Fig.1 Precipitation behavior of KCl and MgCl2

Fig.2 Recovery rate of KCl

Fig.3 Precipitation tendency of Carnallite
指導教員からのコメント 膜分離工学研究室教授 市村 重俊
海に囲まれた日本には独自の製塩技術である「イオン交換膜製塩法」があります。越地君の研究は、この方法を利用して高い回収率と純度で海水から塩化カリウムを得ることでした。新型コロナの影響で大変な一年でしたが、頑張った甲斐もあり、多くの知見が得られました。また、共同研究先の企業ではとても大切にされました。
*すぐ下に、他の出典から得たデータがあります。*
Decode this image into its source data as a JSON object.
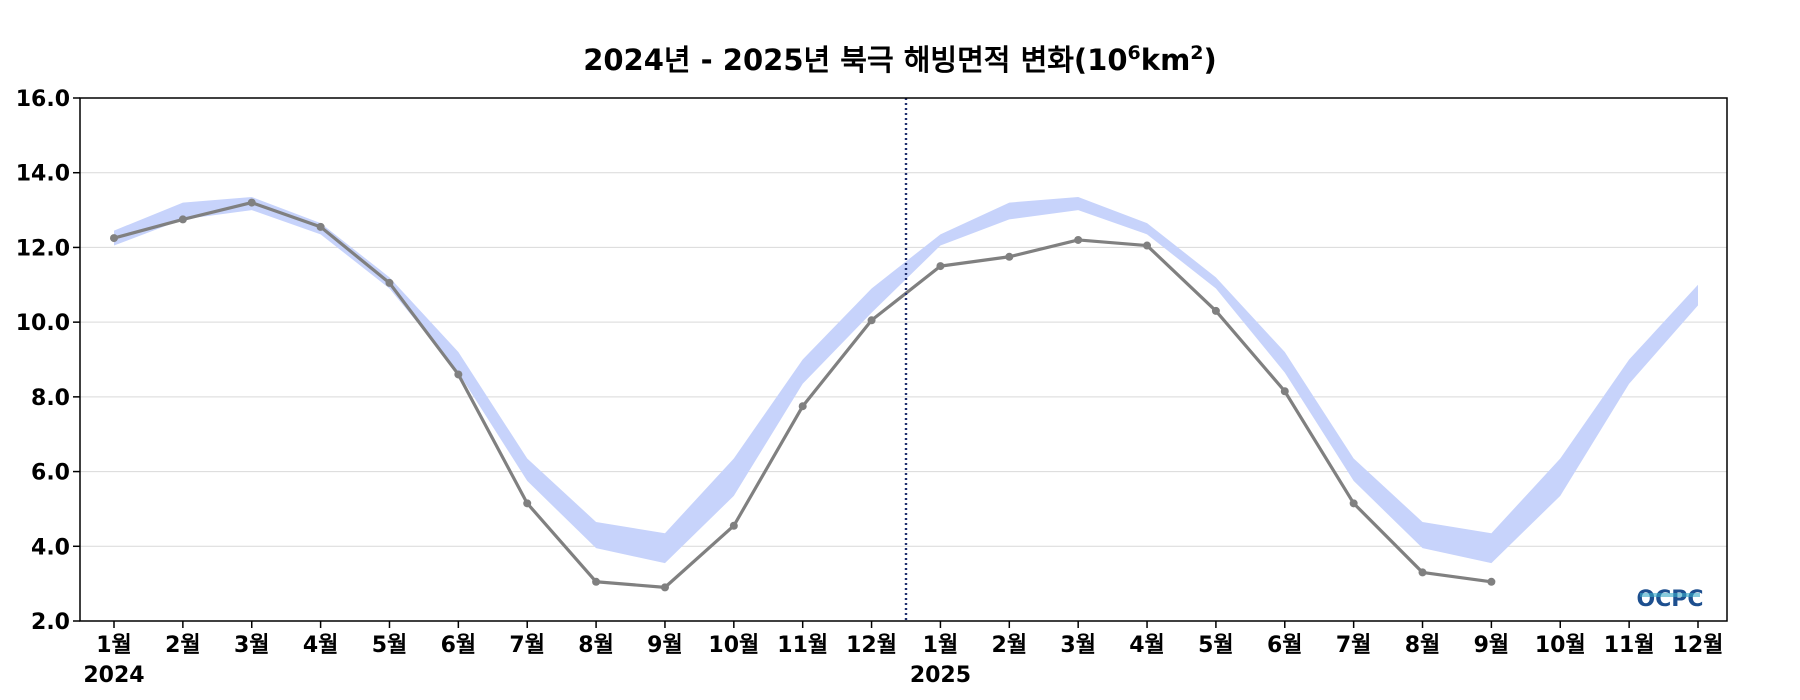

研究に対する真摯な姿勢と天性の明るさからです。これからも周りの人への感謝を忘れず、大きく成長してください。活躍を期待しています。
卒業研究学生からの一言 越地 哲平
本学では、研究を通して社会人になるために必要なことを学ぶことができます。実験をするにあたって、まず既往の情報を集め、要件定義をして目的をつくります。その目的を達成するための方針をたて、そこまで一通り終えたら、研究に必要な実験を行えるのです。私が当然のことを言っているように聞こえるかもしれませんが、研究の中で実験は一部であり、それまでの結果としては見えない行動すべてを含め研究であると教えられました。この考え方は研究だけではなく全ての仕事に応用できると考えています。大学で学んだことを活かし、社会人となっても精進していきます。